Con un talento descomunal y la cabeza repleta de fantasías e historias, Rancaño siempre andaba con algo nuevo en la cabeza. “En mi obra hay como cuatro maneras de hacer que van paralelas. En la medida que avanzo se van incorporando nuevas formas y cada una me gusta”.
—¿Qué es entonces para ti la creación?
—Un castigo.
—¿Qué opinas de las etiquetas que le han endosado a tu obra: postmedieval, surrealismo figurativo…?
—Nunca me lo he preguntado. No creo que uno cuando pinte se pregunte qué está haciendo. Y he llegado a una etiqueta personal, a modo de chiste, que creo se acerca: surrealismo socialista.
—¿No te molesta que la vean salpicada de la impronta de otros artistas como Roberto Fabelo, Pedro Pablo Oliva o Cosme Proenza?
—Es un camino lógico. Son maestros de la pintura que a mí siempre me han llamado la atención. Así que es normal que tenga de ellos. Y no son sólo ellos, hay muchos otros más. Me gusta mucho toda la escuela mexicana: Toledo, Alfredo Castañeda, Frida Khalo. También está la española: Velásquez, Goya. A mí la pintura, el arte en general me gusta.
—¿Necesitas de un lugar especial para pintar?
—No, puedo hacerlo en cualquier lugar. De Kcho se me pegó la costumbre de andar dibujando todo el tiempo y en cualquier lugar. Es tremendo ejercicio de trabajo.
—Además de tus sueños, ¿qué otros temas te motivan?
—La vida misma toda. Ando por la vida mirando y cualquier cosa me sugiere. Y te diría que tengo gran influencia de la música. Me provocan imágenes las canciones de Silvio Rodríguez. También las de Eduardo Aute, Pedro Guerra, Chico Buarque. Pinto escuchando esa música todo el tiempo.
—Junto a vírgenes, duendes, ángeles, en tu obra aparecen figuras tan terrenales como José Martí, Ernesto Che Guevara, ¿acaso no son elementos contradictorios?
—Esas vírgenes, esos ángeles, están en un plano muy espiritual. No son sujetos, sino símbolos de una espiritualidad. Con esas imágenes he tratado de mostrar lo mejor del ser humano.
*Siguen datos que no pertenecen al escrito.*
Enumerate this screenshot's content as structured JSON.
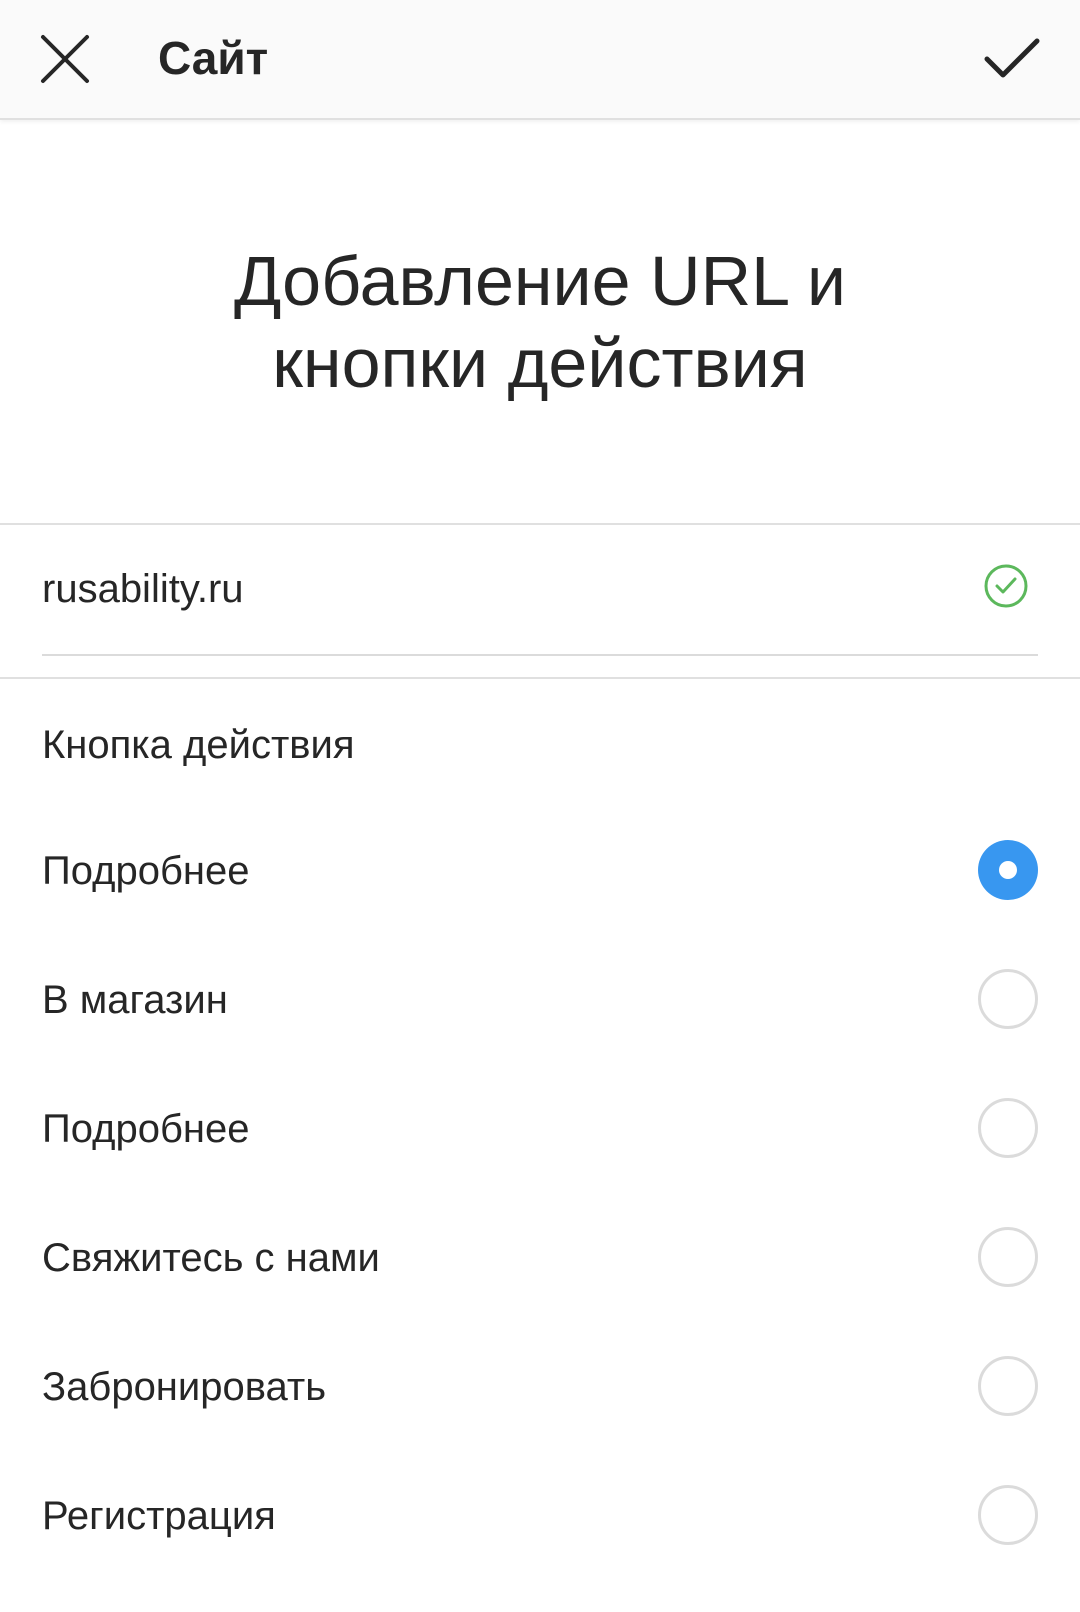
{
  "header": {
    "title": "Сайт",
    "close_icon": "close-icon",
    "done_icon": "checkmark-icon"
  },
  "headline": {
    "line1": "Добавление URL и",
    "line2": "кнопки действия"
  },
  "url_field": {
    "value": "rusability.ru",
    "status_icon": "valid-check-icon",
    "status_color": "#5cb85c"
  },
  "action_section": {
    "label": "Кнопка действия",
    "options": [
      {
        "label": "Подробнее",
        "selected": true
      },
      {
        "label": "В магазин",
        "selected": false
      },
      {
        "label": "Подробнее",
        "selected": false
      },
      {
        "label": "Свяжитесь с нами",
        "selected": false
      },
      {
        "label": "Забронировать",
        "selected": false
      },
      {
        "label": "Регистрация",
        "selected": false
      }
    ]
  },
  "colors": {
    "accent": "#3897f0",
    "valid": "#5cb85c",
    "text": "#262626",
    "divider": "#e0e0e0"
  }
}
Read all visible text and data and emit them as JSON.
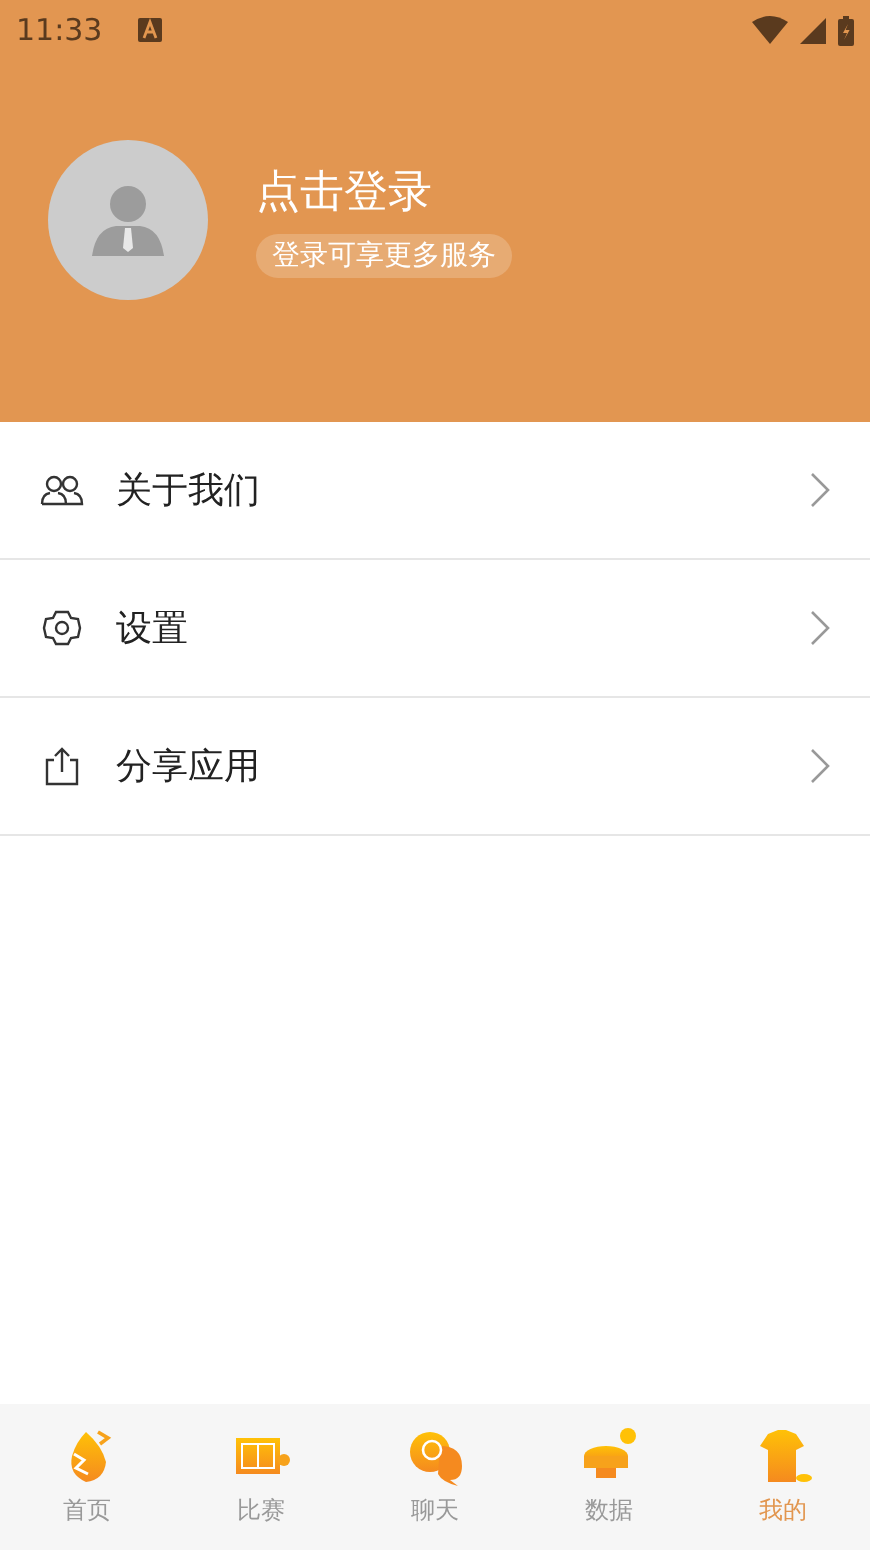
{
  "status_bar": {
    "time": "11:33"
  },
  "profile": {
    "title": "点击登录",
    "subtitle": "登录可享更多服务"
  },
  "menu": [
    {
      "label": "关于我们",
      "kind": "people"
    },
    {
      "label": "设置",
      "kind": "settings"
    },
    {
      "label": "分享应用",
      "kind": "share"
    }
  ],
  "tab_bar": [
    {
      "label": "首页",
      "selected": false
    },
    {
      "label": "比赛",
      "selected": false
    },
    {
      "label": "聊天",
      "selected": false
    },
    {
      "label": "数据",
      "selected": false
    },
    {
      "label": "我的",
      "selected": true
    }
  ]
}
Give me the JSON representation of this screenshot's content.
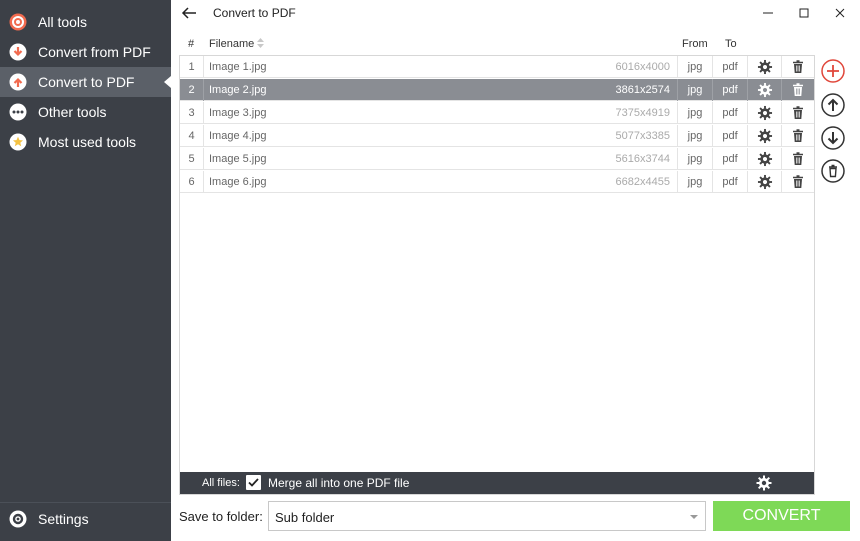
{
  "sidebar": {
    "items": [
      {
        "label": "All tools",
        "icon": "target-icon",
        "color": "#f26b4f"
      },
      {
        "label": "Convert from PDF",
        "icon": "arrow-down-circle-icon",
        "color": "#f26b4f"
      },
      {
        "label": "Convert to PDF",
        "icon": "arrow-up-circle-icon",
        "color": "#f26b4f"
      },
      {
        "label": "Other tools",
        "icon": "ellipsis-circle-icon",
        "color": "#ffffff"
      },
      {
        "label": "Most used tools",
        "icon": "star-circle-icon",
        "color": "#f5c242"
      }
    ],
    "active_index": 2,
    "settings_label": "Settings"
  },
  "titlebar": {
    "title": "Convert to PDF"
  },
  "table": {
    "headers": {
      "num": "#",
      "filename": "Filename",
      "from": "From",
      "to": "To"
    },
    "rows": [
      {
        "num": "1",
        "name": "Image 1.jpg",
        "dims": "6016x4000",
        "from": "jpg",
        "to": "pdf"
      },
      {
        "num": "2",
        "name": "Image 2.jpg",
        "dims": "3861x2574",
        "from": "jpg",
        "to": "pdf"
      },
      {
        "num": "3",
        "name": "Image 3.jpg",
        "dims": "7375x4919",
        "from": "jpg",
        "to": "pdf"
      },
      {
        "num": "4",
        "name": "Image 4.jpg",
        "dims": "5077x3385",
        "from": "jpg",
        "to": "pdf"
      },
      {
        "num": "5",
        "name": "Image 5.jpg",
        "dims": "5616x3744",
        "from": "jpg",
        "to": "pdf"
      },
      {
        "num": "6",
        "name": "Image 6.jpg",
        "dims": "6682x4455",
        "from": "jpg",
        "to": "pdf"
      }
    ],
    "selected_row": 1
  },
  "allfiles": {
    "label": "All files:",
    "merge_label": "Merge all into one PDF file",
    "merge_checked": true
  },
  "footer": {
    "save_label": "Save to folder:",
    "folder_value": "Sub folder",
    "convert_label": "CONVERT"
  },
  "colors": {
    "accent_green": "#7ed957",
    "sidebar_bg": "#3c4047",
    "add_red": "#e0463a",
    "selected_row": "#8a8d93"
  }
}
Es lo mismo que trataron de hacer Martí y el Che, lo que ha buscado todo hombre digno que aspira a lo mejor para todo el mundo.
—¿Por qué se repite en tu obra el colibrí?
—Estudiando en San Alejandro, un profesor nos dijo en clase que todo ser humano se parece a un animal y nos puso como ejercicio que buscáramos al que más nos semejábamos. Yo escogí el colibrí. Pienso que es el animal que más tiene que ver conmigo. Porque es tranquilo y a la vez inquieto.
“Soy así, tímido y nervioso. Hay amigos que incluso me dicen Colibrí. Para mí también se ha convertido en un elemento de suerte, un amuleto. Es como el ángel de la jiribilla. En el balcón de la casa le tenemos un comedero con azúcar y hasta que no se acerca uno no me despego de allí.”
—Te ha ido bien con el mercado del arte, ¿has hecho concesiones?
—Afortunadamente no las he hecho y no creo que las vaya a hacer a estas alturas. Mi obra se insertó en el mercado con lo que habitualmente pinté. Así lo he seguido haciendo.
—¿Cómo pintarías a Cuba?
—La pinto siempre. Todo lo que pinto es Cuba.